Google TPUs (v4, v5e): TPU v5e is cost-optimized, offering up to 2.5x inference performance per dollar compared to TPU v4.
AI Accelerators (AWS Inferentia2, Habana Gaudi2): Focus on price-performance. Inferentia2 offers ~44% better cost-per-token than standard GPU instances.
High-Performance CPUs: Modern CPUs (Intel Xeon, AMD EPYC) can handle 7B-13B models with 4-bit quantization but are 10x-100x slower than GPUs.

3. Concurrency and Scaling Performance

LLM inference isn't just about single-stream speed. Increasing batch size improves total throughput until saturation but increases latency per request. Efficient engines like vLLM use "continuous batching" to keep GPUs near peak utilization even with many parallel streams.

4. Use Case Performance Considerations

Chatbots: Prioritize low Time-to-First-Token (TTFT) and streaming.
Code Generation: Stresses sequence length; benefits from FlashAttention.
RAG: Combines vector search with generation. Using a smaller 7B model with RAG can often be faster and more cost-effective than a 70B model without it.

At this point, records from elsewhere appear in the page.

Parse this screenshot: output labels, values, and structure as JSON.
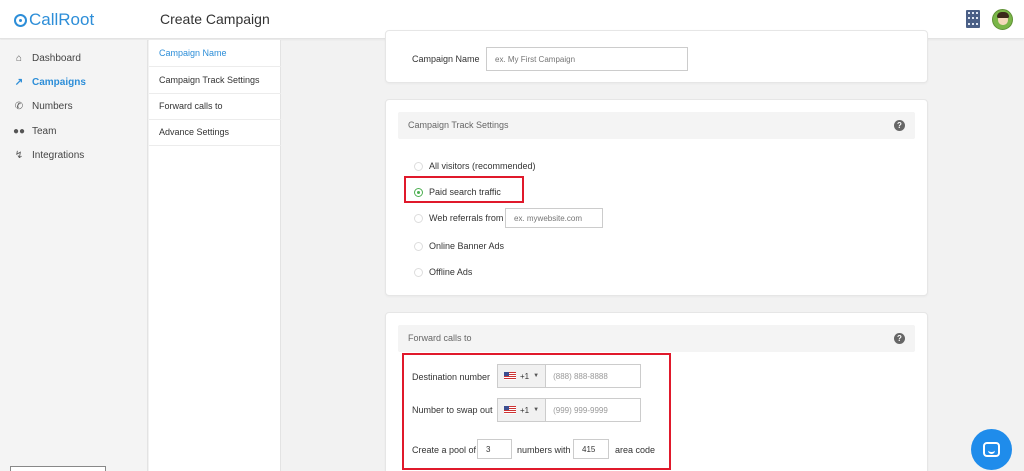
{
  "app": {
    "logo_text": "CallRoot",
    "page_title": "Create Campaign"
  },
  "sidebar": {
    "items": [
      {
        "label": "Dashboard",
        "icon": "home-icon"
      },
      {
        "label": "Campaigns",
        "icon": "chart-line-icon",
        "active": true
      },
      {
        "label": "Numbers",
        "icon": "phone-icon"
      },
      {
        "label": "Team",
        "icon": "team-icon"
      },
      {
        "label": "Integrations",
        "icon": "integrations-icon"
      }
    ]
  },
  "sections": {
    "items": [
      {
        "label": "Campaign Name",
        "active": true
      },
      {
        "label": "Campaign Track Settings"
      },
      {
        "label": "Forward calls to"
      },
      {
        "label": "Advance Settings"
      }
    ]
  },
  "campaign_name": {
    "label": "Campaign Name",
    "placeholder": "ex. My First Campaign"
  },
  "track_settings": {
    "title": "Campaign Track Settings",
    "options": [
      {
        "label": "All visitors (recommended)",
        "checked": false
      },
      {
        "label": "Paid search traffic",
        "checked": true
      },
      {
        "label": "Web referrals from",
        "checked": false
      },
      {
        "label": "Online Banner Ads",
        "checked": false
      },
      {
        "label": "Offline Ads",
        "checked": false
      }
    ],
    "referral_placeholder": "ex. mywebsite.com"
  },
  "forward_calls": {
    "title": "Forward calls to",
    "destination_label": "Destination number",
    "destination_code": "+1",
    "destination_placeholder": "(888) 888-8888",
    "swap_label": "Number to swap out",
    "swap_code": "+1",
    "swap_placeholder": "(999) 999-9999",
    "pool_prefix": "Create a pool of",
    "pool_count": "3",
    "pool_middle": "numbers with",
    "area_code": "415",
    "pool_suffix": "area code"
  },
  "colors": {
    "accent": "#2d8ed8",
    "highlight": "#e0192b",
    "radio_checked": "#4caf50"
  }
}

5. Latest Benchmarks and Trends (2024)

Quantization: FP8/INT8/INT4 are now standard for high-speed deployment.
Expert Mixture (MoE): Models like Mixtral-8x7B provide 70B-level quality with much higher throughput by only activating a subset of parameters.
Cost Efficiency: A major shift towards measuring "throughput per dollar" rather than just raw speed.

Sources: MLPerf v4.0/4.1, NVIDIA, AMD, AWS, Google Cloud, Argonne National Lab.

You should read the original English version if you are interested.

After reading these, I felt I wanted more, so I let o3-mini-high use its search function to conduct a "fact-check." The results are as follows:

Below is a detailed analysis of the article "LLM Inference Benchmarking: A Comprehensive Analysis," including a fact‐check of its key claims and an evaluation of the references cited.

Fact-Checking Key Claims:

Hardware Variability: The claim that smaller LLMs run on CPUs while larger ones need accelerators is accurate and matches industry practice.
Metrics: The discussion on TTFT and tokens/sec (e.g., ~95 tok/s on RTX 4090) aligns with current benchmarking data.
Frameworks: The comparison between engines like vLLM and TensorRT-LLM reflects current technical consensus regarding throughput versus ease of use.

Evaluation of References: The article cites 23 references, ranging from academic arXiv papers to authoritative industry blogs (Google Cloud, Dell, NVIDIA). The diversity of sources supports a balanced and well-grounded view.

I am not greedy; producing one such report every day is enough.